Emsatunews.co.id, Pemalang – Keputusan Dinas Sosial (Dinsos) Kabupaten Pemalang dalam menangani hasil razia penyakit masyarakat (pekat) kini menjadi sorotan tajam. Polemik muncul setelah adanya laporan bahwa seorang ibu menyusui dipisahkan dari bayinya selama proses pembinaan. Praktisi hukum dan tokoh masyarakat menilai tindakan ini sebagai pelanggaran hak asasi manusia (HAM) dan penyimpangan dari prosedur standar operasional (SOP).

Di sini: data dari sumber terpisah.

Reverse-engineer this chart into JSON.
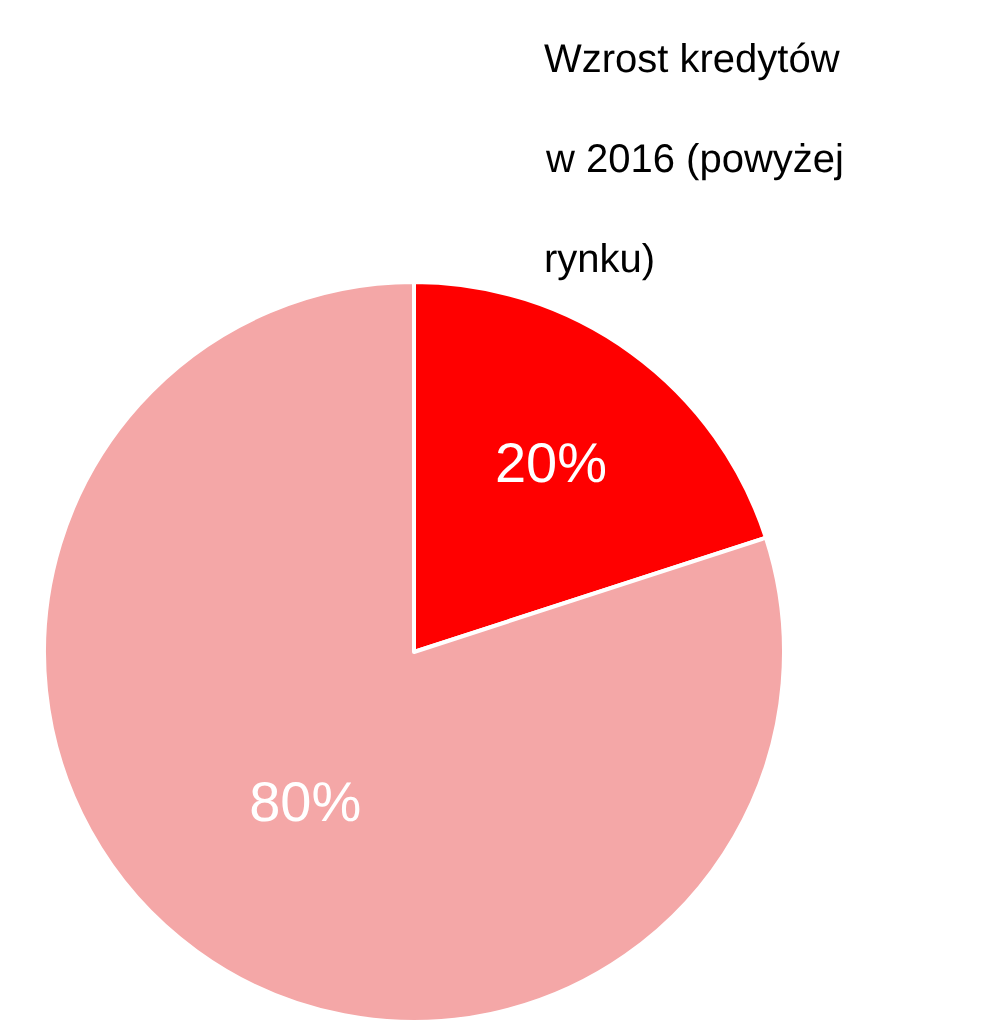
{
  "chart_data": {
    "type": "pie",
    "title": "Wzrost kredytów\nw 2016 (powyżej\nrynku)",
    "categories": [
      null,
      null
    ],
    "values": [
      20,
      80
    ],
    "colors": [
      "#ff0000",
      "#f4a7a7"
    ],
    "value_labels": [
      "20%",
      "80%"
    ],
    "legend": false
  }
}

Pada Senin (20/10/2025), praktisi hukum DR (c) Imam Subiyanto, S.H., M.H., C.P.M., yang mendampingi keluarga korban, menyampaikan kritiknya secara lantang dalam rapat koordinasi bersama Dinsos.“Memisahkan ibu menyusui dari anaknya tanpa dasar hukum yang kuat adalah tindakan yang sangat tidak manusiawi,” ujar Imam Subiyanto. Ia menekankan bahwa meskipun mendukung kebijakan pemerintah, langkah pembinaan sosial tidak seharusnya dilakukan dengan ‘menyita hak alami seorang ibu terhadap bayinya’.
Berdasarkan pendalaman yang dilakukan, ditemukan sejumlah kejanggalan serius yang mengarah pada pelanggaran SOP, di antaranya: Tidak adanya asesmen sosial, medis, atau psikologis yang dilakukan sebelum pengiriman ibu tersebut ke panti rehabilitasi. Pemindahan dilakukan tanpa berita acara resmi dan tanpa izin tertulis dari pihak keluarga. Peserta pembinaan tidak mendapatkan pendampingan hukum maupun pendampingan sosial. Pihak berwenang tidak memberikan pemberitahuan resmi mengenai keberadaan ibu dan bayinya, sehingga keluarga kesulitan mencari.
“Ini bukan sekadar salah prosedur, tetapi sudah menyentuh ranah kemanusiaan. Seharusnya ada asesmen sosial dan psikologis terlebih dahulu, bukan langsung memindah tanpa persetujuan keluarga,” tegas Imam, yang juga menyoroti kebingungan keluarga korban akibat minimnya informasi dari Satpol PP maupun Dinsos.
Menanggapi kritik tersebut, Sekretaris Dinas Sosial Kabupaten Pemalang, Supadi, menjelaskan bahwa proses pembinaan yang mereka lakukan sudah sesuai dengan ketentuan dan bersifat rehabilitatif, bukan penghukuman. Ia menyebut bahwa pembinaan, yang dapat berlangsung hingga enam bulan dan mencakup pelatihan usaha, dilakukan di rumah singgah dan lembaga rehabilitasi terakreditasi.
Meski demikian, Supadi tidak menampik kemungkinan adanya miskomunikasi antara petugas dan keluarga korban. “Kami terbuka untuk evaluasi. Jika memang ada prosedur yang belum sempurna, tentu akan kami perbaiki,” tambahnya.
Kasus ini kini menjadi tamparan keras bagi sistem pembinaan sosial di Pemalang. Praktisi hukum meminta Pemerintah Kabupaten (Pemkab) Pemalang segera melakukan evaluasi menyeluruh terhadap SOP penanganan warga binaan, khususnya yang melibatkan ibu menyusui dan anak-anak.“Negara harus hadir untuk melindungi, bukan malah menambah luka dan trauma bagi warganya,” tutup Imam, menekankan pentingnya meninjau ulang prosedur penanganan masyarakat rentan agar pelaksanaannya lebih manusiawi dan berkeadilan.( Joko Longkeyang).